使用によってシワが完全になくなるとは限りません。
リンナイ公式FAQでは、市販の柔軟仕上げシートを乾太くんで使用しても製品上の問題はないと案内しています。
ただし、排気トップからシートのにおいが出る場合があり、使用枚数や対象衣類はシートメーカーの表示に従う必要があります。
- 温風乾燥機に対応する商品を選ぶ
- 商品表示の使用枚数を守る
- 香りが排気口から出る可能性を考慮する
- 柔軟剤を避ける衣類には使用しない
- 使用済みシートの扱いは商品表示に従う
\静電気や衣類の絡まり対策に使える商品を確認/
詳しい選び方は、乾太くんで柔軟剤シートを使う方法と注意点で解説しています。
乾太くんのシワに関するよくある質問
乾太くんなら衣類がシワになりませんか?
大風量によってシワが軽減される場合はありますが、すべての衣類がシワなしになるわけではありません。
素材、投入量、脱水後の絡まり、取り出すタイミングによって仕上がりが変わります。
乾太くんでシワが増える一番の原因は何ですか?
原因を一つに限定することはできません。
衣類の詰め込みすぎ、脱水後の絡まり、乾燥後の放置、素材に合わない乾燥が主な確認項目です。
乾太くんへ入れる量を減らすとシワはなくなりますか?
衣類がドラム内で動きやすくなるため、シワを軽減しやすくなります。
ただし、綿や麻など素材自体がシワになりやすい場合は、量を減らしてもシワが残ることがあります。
ワイシャツを乾太くんへ入れても大丈夫ですか?
洗濯表示でタンブル乾燥が認められているワイシャツなら乾燥できます。
少量に分け、厚手の衣類と混ぜず、乾燥後に早めに取り出して襟や袖を整えましょう。
乾燥後に一晩放置したシワは直せますか?
軽いシワは霧吹きで湿らせ、形を整えてハンガーへ掛けると目立ちにくくなる場合があります。
強い折りジワは、衣類表示に合う温度のスチーマーやアイロンで整えてください。
デリケートコースならシワになりませんか?
デリケートコースは熱量を抑えて乾燥するコースですが、シワを完全に防ぐ機能ではありません。
また、タンブル乾燥禁止の衣類を乾燥可能にするコースでもありません。
柔軟剤シートでシワを防げますか?
静電気や衣類の絡まりを抑える補助になる場合はありますが、シワがなくなるとは限りません。

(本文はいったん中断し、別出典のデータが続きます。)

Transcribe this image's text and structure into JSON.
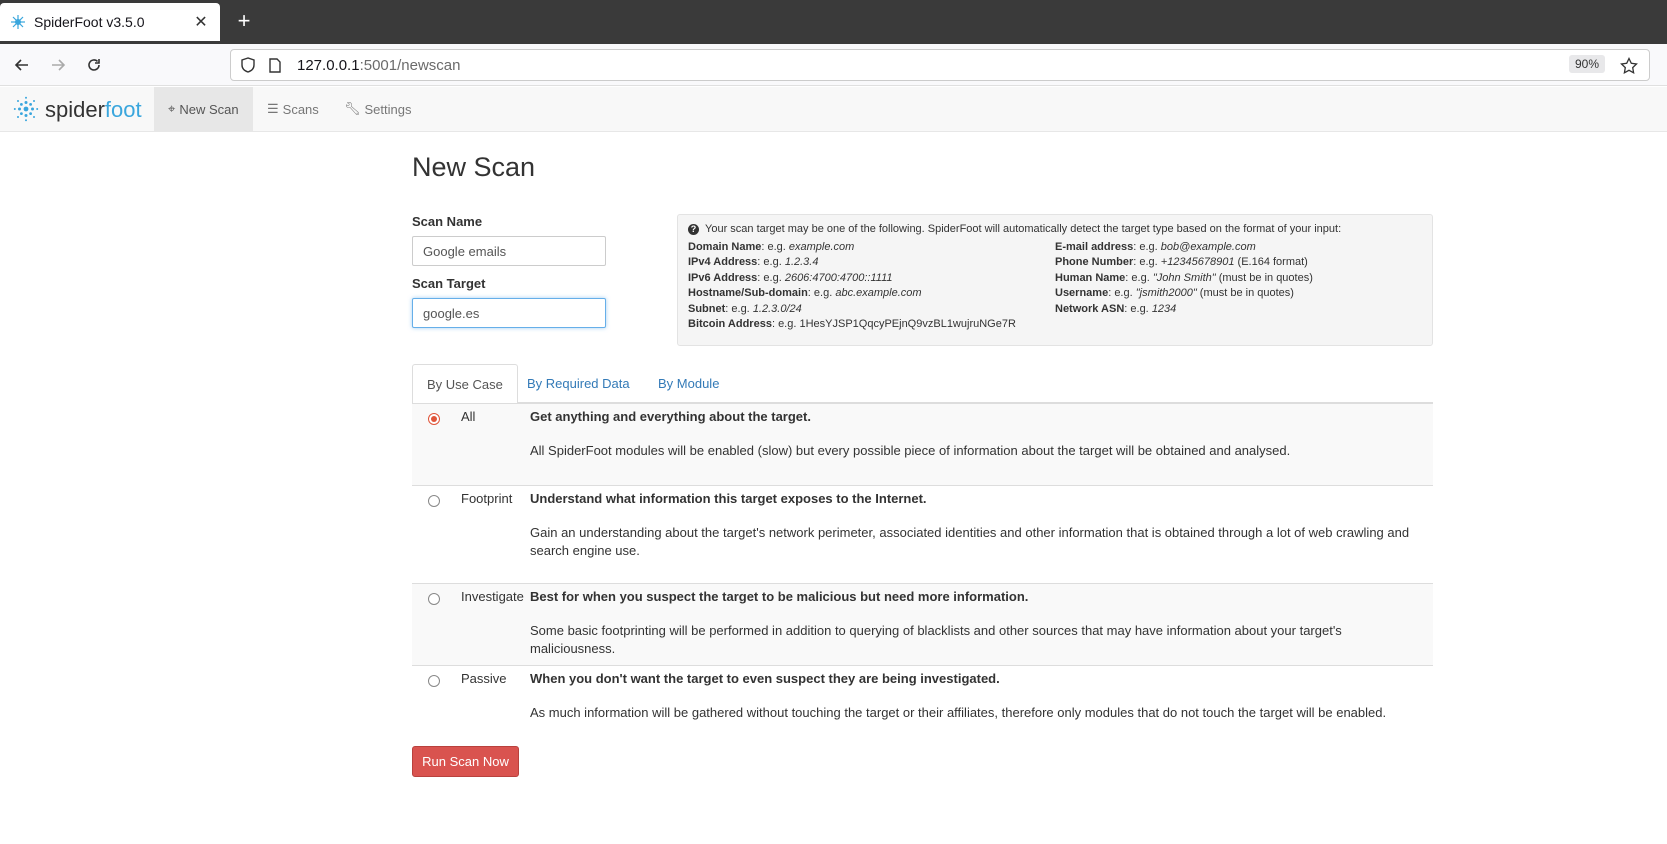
{
  "browser": {
    "tab_title": "SpiderFoot v3.5.0",
    "url_host": "127.0.0.1",
    "url_path": ":5001/newscan",
    "zoom": "90%"
  },
  "app": {
    "logo_prefix": "spider",
    "logo_suffix": "foot",
    "nav": {
      "new_scan": "New Scan",
      "scans": "Scans",
      "settings": "Settings"
    }
  },
  "page": {
    "title": "New Scan",
    "scan_name_label": "Scan Name",
    "scan_name_value": "Google emails",
    "scan_target_label": "Scan Target",
    "scan_target_value": "google.es"
  },
  "info": {
    "intro": "Your scan target may be one of the following. SpiderFoot will automatically detect the target type based on the format of your input:",
    "left": [
      {
        "label": "Domain Name",
        "prefix": ": e.g. ",
        "example": "example.com",
        "suffix": ""
      },
      {
        "label": "IPv4 Address",
        "prefix": ": e.g. ",
        "example": "1.2.3.4",
        "suffix": ""
      },
      {
        "label": "IPv6 Address",
        "prefix": ": e.g. ",
        "example": "2606:4700:4700::1111",
        "suffix": ""
      },
      {
        "label": "Hostname/Sub-domain",
        "prefix": ": e.g. ",
        "example": "abc.example.com",
        "suffix": ""
      },
      {
        "label": "Subnet",
        "prefix": ": e.g. ",
        "example": "1.2.3.0/24",
        "suffix": ""
      },
      {
        "label": "Bitcoin Address",
        "prefix": ": e.g. 1HesYJSP1QqcyPEjnQ9vzBL1wujruNGe7R",
        "example": "",
        "suffix": ""
      }
    ],
    "right": [
      {
        "label": "E-mail address",
        "prefix": ": e.g. ",
        "example": "bob@example.com",
        "suffix": ""
      },
      {
        "label": "Phone Number",
        "prefix": ": e.g. ",
        "example": "+12345678901",
        "suffix": " (E.164 format)"
      },
      {
        "label": "Human Name",
        "prefix": ": e.g. ",
        "example": "\"John Smith\"",
        "suffix": " (must be in quotes)"
      },
      {
        "label": "Username",
        "prefix": ": e.g. ",
        "example": "\"jsmith2000\"",
        "suffix": " (must be in quotes)"
      },
      {
        "label": "Network ASN",
        "prefix": ": e.g. ",
        "example": "1234",
        "suffix": ""
      }
    ]
  },
  "tabs": [
    "By Use Case",
    "By Required Data",
    "By Module"
  ],
  "use_cases": [
    {
      "name": "All",
      "title": "Get anything and everything about the target.",
      "desc": "All SpiderFoot modules will be enabled (slow) but every possible piece of information about the target will be obtained and analysed.",
      "selected": true
    },
    {
      "name": "Footprint",
      "title": "Understand what information this target exposes to the Internet.",
      "desc": "Gain an understanding about the target's network perimeter, associated identities and other information that is obtained through a lot of web crawling and search engine use.",
      "selected": false
    },
    {
      "name": "Investigate",
      "title": "Best for when you suspect the target to be malicious but need more information.",
      "desc": "Some basic footprinting will be performed in addition to querying of blacklists and other sources that may have information about your target's maliciousness.",
      "selected": false
    },
    {
      "name": "Passive",
      "title": "When you don't want the target to even suspect they are being investigated.",
      "desc": "As much information will be gathered without touching the target or their affiliates, therefore only modules that do not touch the target will be enabled.",
      "selected": false
    }
  ],
  "run_button": "Run Scan Now",
  "colors": {
    "accent": "#3aa6dd",
    "danger": "#d9534f",
    "link": "#337ab7"
  }
}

温風乾燥に対応する商品を選び、使用枚数と対象衣類は商品表示に従ってください。
乾太くんのシワ対策まとめ

乾太くんは、大風量で衣類を動かしながら乾燥させるため、衣類によってはシワが目立ちにくくなります。
一方で、衣類の詰め込みすぎ、脱水後の絡まり、乾燥後の放置、素材の違いによってシワが残ることもあります。
- 衣類のタンブル乾燥表示を確認する
- シワが気になる日は衣類量を少なめにする
- 脱水後の衣類を1枚ずつほぐす
- 厚手・薄手・大物を必要に応じて分ける
- 衣類に合ったコースを選ぶ
- 乾燥終了後は生活上可能な範囲で早めに取り出す
- 温かいうちに軽く振りさばいて形を整える
- 残ったシワは霧吹きやスチーマーで直す
- 柔軟剤シートは商品表示に従って使用する
乾太くんのシワ軽減効果には素材や使用条件による差があるため、アイロンが不要になると一律に考えないことが大切です。
普段着やタオルは乾太くんへ、強いシワを避けたいシャツやデリケート衣類は自然乾燥へ分けるなど、衣類に合わせて使い分けましょう。